Old Testament reading:

[1Sa 18:17-30 ESV] 17 Then Saul said to David, “Here is my elder daughter Merab. I will give her to you for a wife. Only be valiant for me and fight the LORD’s battles.” For Saul thought, “Let not my hand be against him, but let the hand of the Philistines be against him.” 18 And David said to Saul, “Who am I, and who are my relatives, my father’s clan in Israel, that I should be son-in-law to the king?” 19 But at the time when Merab, Saul’s daughter, should have been given to David, she was given to Adriel the Meholathite for a wife. 20 Now Saul’s daughter Michal loved David. And they told Saul, and the thing pleased him. 21 Saul thought, “Let me give her to him, that she may be a snare for him and that the hand of the Philistines may be against him.” Therefore Saul said to David a second time, “You shall now be my son-in-law.” 22 And Saul commanded his servants, “Speak to David in private and say, ‘Behold, the king has delight in you, and all his servants love you. Now then become the king’s son-in-law.'” 23 And Saul’s servants spoke those words in the ears of David.
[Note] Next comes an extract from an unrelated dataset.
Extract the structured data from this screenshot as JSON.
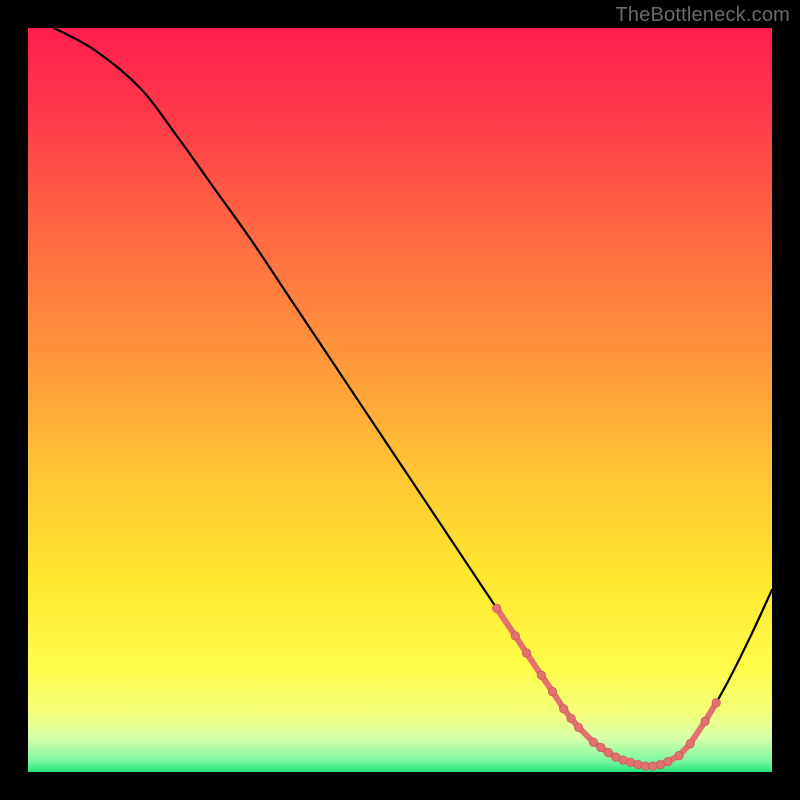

And David said, “Does it seem to you a little thing to become the king’s son-in-law, since I am a poor man and have no reputation?” 24 And the servants of Saul told him, “Thus and so did David speak.” 25 Then Saul said, “Thus shall you say to David, ‘The king desires no bride-price except a hundred foreskins of the Philistines, that he may be avenged of the king’s enemies.'” Now Saul thought to make David fall by the hand of the Philistines. 26 And when his servants told David these words, it pleased David well to be the king’s son-in-law. Before the time had expired, 27 David arose and went, along with his men, and killed two hundred of the Philistines. And David brought their foreskins, which were given in full number to the king, that he might become the king’s son-in-law. And Saul gave him his daughter Michal for a wife. 28 But when Saul saw and knew that the LORD was with David, and that Michal, Saul’s daughter, loved him, 29 Saul was even more afraid of David. So Saul was David’s enemy continually. 30 Then the commanders of the Philistines came out to battle, and as often as they came out David had more success than all the servants of Saul, so that his name was highly esteemed.

New Testament reading:

[Eph 5:22-33 ESV] 22 Wives, submit to your own husbands, as to the Lord. 23 For the husband is the head of the wife even as Christ is the head of the church, his body, and is himself its Savior. 24 Now as the church submits to Christ, so also wives should submit in everything to their husbands. 25 Husbands, love your wives, as Christ loved the church and gave himself up for her, 26 that he might sanctify her, having cleansed her by the washing of water with the word, 27 so that he might present the church to himself in splendor, without spot or wrinkle or any such thing, that she might be holy and without blemish. 28 In the same way husbands should love their wives as their own bodies. He who loves his wife loves himself. 29 For no one ever hated his own flesh, but nourishes and cherishes it, just as Christ does the church, 30 because we are members of his body. 31 “Therefore a man shall leave his father and mother and hold fast to his wife, and the two shall become one flesh.” 32 This mystery is profound, and I am saying that it refers to Christ and the church. 33 However, let each one of you love his wife as himself, and let the wife see that she respects her husband.

Gospel reading:

[Mat 25:1-13 ESV] 1 “Then the kingdom of heaven will be like ten virgins who took their lamps and went to meet the bridegroom. 2 Five of them were foolish, and five were wise. 3 For when the foolish took their lamps, they took no oil with them, 4 but the wise took flasks of oil with their lamps. 5 As the bridegroom was delayed, they all became drowsy and slept. 6 But at midnight there was a cry, ‘Here is the bridegroom! Come out to meet him.’ 7 Then all those virgins rose and trimmed their lamps. 8 And the foolish said to the wise, ‘Give us some of your oil, for our lamps are going out.’ 9 But the wise answered, saying, ‘Since there will not be enough for us and for you, go rather to the dealers and buy for yourselves.’ 10 And while they were going to buy, the bridegroom came, and those who were ready went in with him to the marriage feast, and the door was shut. 11 Afterward the other virgins came also, saying, ‘Lord, lord, open to us.’ 12 But he answered, ‘Truly, I say to you, I do not know you.’ 13 Watch therefore, for you know neither the day nor the hour.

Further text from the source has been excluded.